Respiratory and Circulatory Systems:
Gas exchange occurs through the body surface or gills, with circulatory systems varying from none to open or closed types.
Digestive and Excretory Systems:
Varying systems include no digestive tract, simple chambers, or complex gut structures for digestion and waste management.
Nervous System:
Ranges from simple structures to complex nervous systems with varying degrees of cephalization.
Highest cephalization noted in cephalopods (e.g., octopus).
Reproduction and Development:
Invertebrates can reproduce sexually and asexually; many are hermaphroditic.
Development patterns include indirect (with larval stages) and direct (without larval stages).
Section 6: Vertebrate Characteristics
General Features:
Vertebrates are chordates with a backbone, including fishes, amphibians, reptiles, birds, and mammals.
Adaptations are evident for terrestrial life, focusing on body support and water conservation.
Body Segmentation and Support:
Segmentation is visible in structures like ribs and vertebrae.
Endoskeleton allows for growth as the animal matures.
Body Coverings:
Integument: The outer covering provides protection and serves purposes like respiration and insulation, varying between moist and dry environments.
Respiratory and Circulatory Systems:
Aquatic vertebrates use gills for gas exchange, while terrestrial species utilize lungs.
They possess a closed circulatory system featuring a multi-chambered heart.

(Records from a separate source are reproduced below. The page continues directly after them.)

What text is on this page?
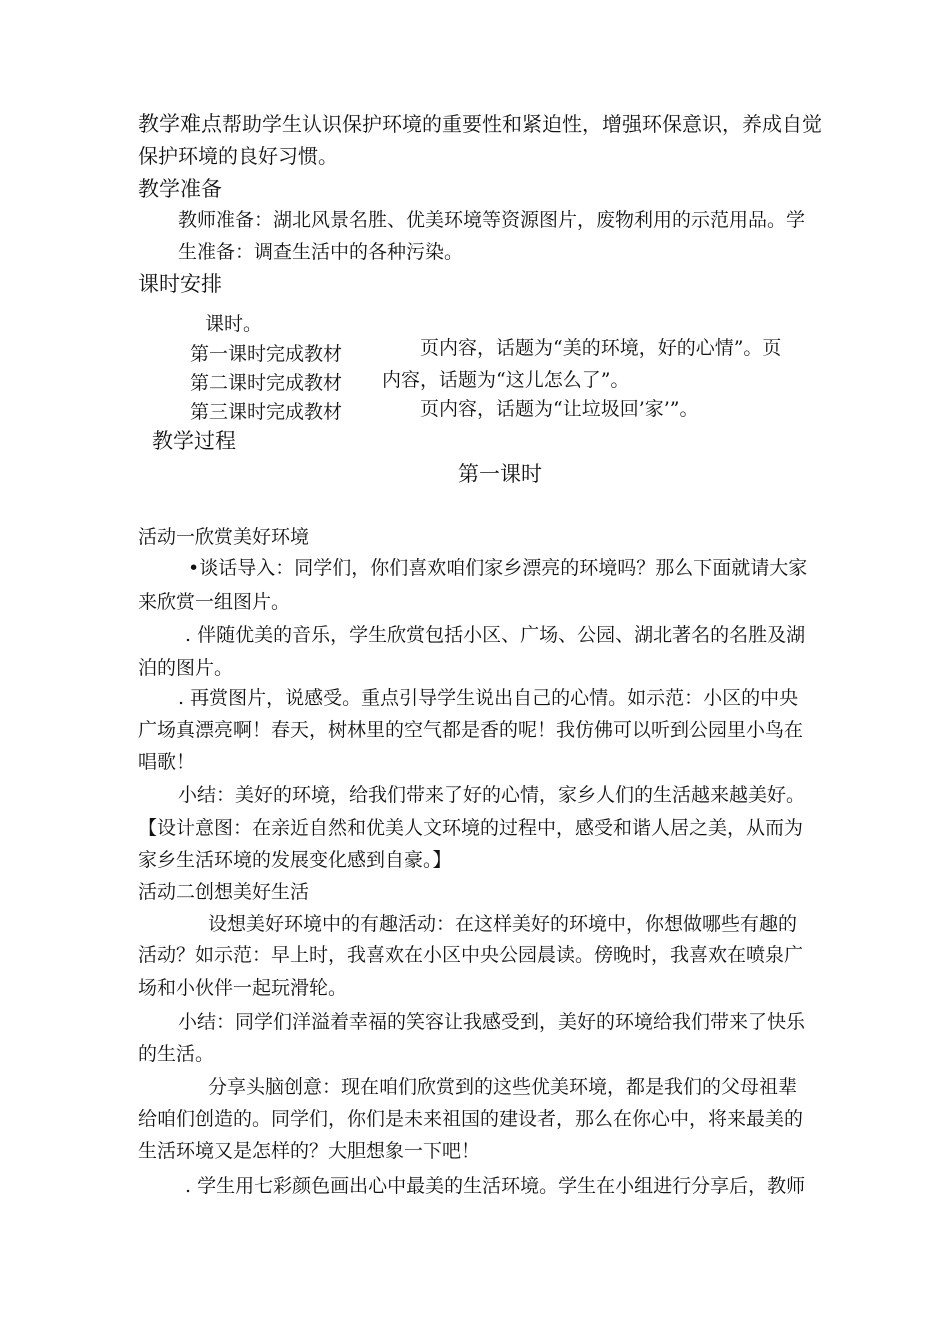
教学难点帮助学生认识保护环境的重要性和紧迫性，增强环保意识，养成自觉
保护环境的良好习惯。
教学准备
教师准备：湖北风景名胜、优美环境等资源图片，废物利用的示范用品。学
生准备：调查生活中的各种污染。
课时安排
课时。
第一课时完成教材	页内容，话题为“美的环境，好的心情”。页
第二课时完成教材 内容，话题为“这儿怎么了”。
第三课时完成教材	页内容，话题为“让垃圾回’家’”。
教学过程
第一课时
活动一欣赏美好环境
•谈话导入：同学们，你们喜欢咱们家乡漂亮的环境吗？那么下面就请大家
来欣赏一组图片。
. 伴随优美的音乐，学生欣赏包括小区、广场、公园、湖北著名的名胜及湖
泊的图片。
. 再赏图片，说感受。重点引导学生说出自己的心情。如示范：小区的中央
广场真漂亮啊！春天，树林里的空气都是香的呢！我仿佛可以听到公园里小鸟在
唱歌！
小结：美好的环境，给我们带来了好的心情，家乡人们的生活越来越美好。
【设计意图：在亲近自然和优美人文环境的过程中，感受和谐人居之美，从而为
家乡生活环境的发展变化感到自豪。】
活动二创想美好生活
设想美好环境中的有趣活动：在这样美好的环境中，你想做哪些有趣的
活动？如示范：早上时，我喜欢在小区中央公园晨读。傍晚时，我喜欢在喷泉广
场和小伙伴一起玩滑轮。
小结：同学们洋溢着幸福的笑容让我感受到，美好的环境给我们带来了快乐
的生活。
分享头脑创意：现在咱们欣赏到的这些优美环境，都是我们的父母祖辈
给咱们创造的。同学们，你们是未来祖国的建设者，那么在你心中，将来最美的
生活环境又是怎样的？大胆想象一下吧！
. 学生用七彩颜色画出心中最美的生活环境。学生在小组进行分享后，教师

Digestive and Excretory Systems:
A long, folded gut facilitates digestion, while kidneys manage waste and water retention.
Nervous System:
Highly organized structures allow complex behaviors across different vertebrate classes.

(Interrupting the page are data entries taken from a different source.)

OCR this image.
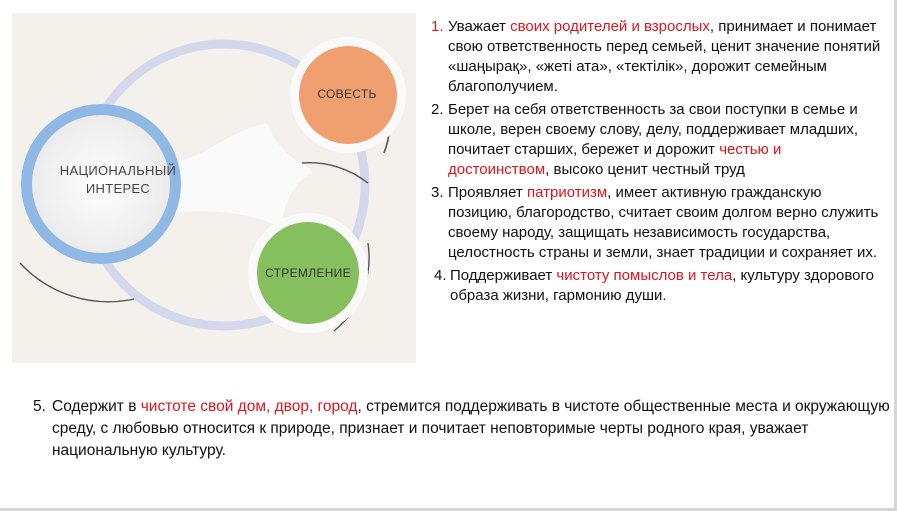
НАЦИОНАЛЬНЫЙ
ИНТЕРЕС
СОВЕСТЬ
СТРЕМЛЕНИЕ
1. Уважает своих родителей и взрослых, принимает и понимает свою ответственность перед семьей, ценит значение понятий «шаңырақ», «жеті ата», «тектілік», дорожит семейным благополучием.
2. Берет на себя ответственность за свои поступки в семье и школе, верен своему слову, делу, поддерживает младших, почитает старших, бережет и дорожит честью и достоинством, высоко ценит честный труд
3. Проявляет патриотизм, имеет активную гражданскую позицию, благородство, считает своим долгом верно служить своему народу, защищать независимость государства, целостность страны и земли, знает традиции и сохраняет их.
4. Поддерживает чистоту помыслов и тела, культуру здорового образа жизни, гармонию души.
5. Содержит в чистоте свой дом, двор, город, стремится поддерживать в чистоте общественные места и окружающую среду, с любовью относится к природе, признает и почитает неповторимые черты родного края, уважает национальную культуру.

Reproduction and Development:
Fertilization occurs in various environments:
External (e.g., fish and amphibians)
Internal (e.g., reptiles, birds, mammals)
Fertilization results in diploid zygote formation and subsequent developmental stages leading to birth.
Section 7: Developmental Processes
Cleavage:
The process of rapid mitotic divisions post-fertilization, forming a blastula—a hollow ball of cells (blastocoel).
Gastrulation:
The subsequent folding of the blastula into a gastrula, developing germ layers:
Ectoderm: Outermost layer; forms skin and nervous system.
Endoderm: Innermost layer; forms gut and internal lining.
Mesoderm: Middle layer; develops into muscles and organs.
Organogenesis:
The process by which the germ layers differentiate into specific organ systems
Body Cavities:
Acoelomates: Lack a true body cavity.
Pseudocoelomates: Have a body cavity not fully lined with mesoderm.
Coelomates: True body cavity lined with mesoderm, supporting organs and the gut.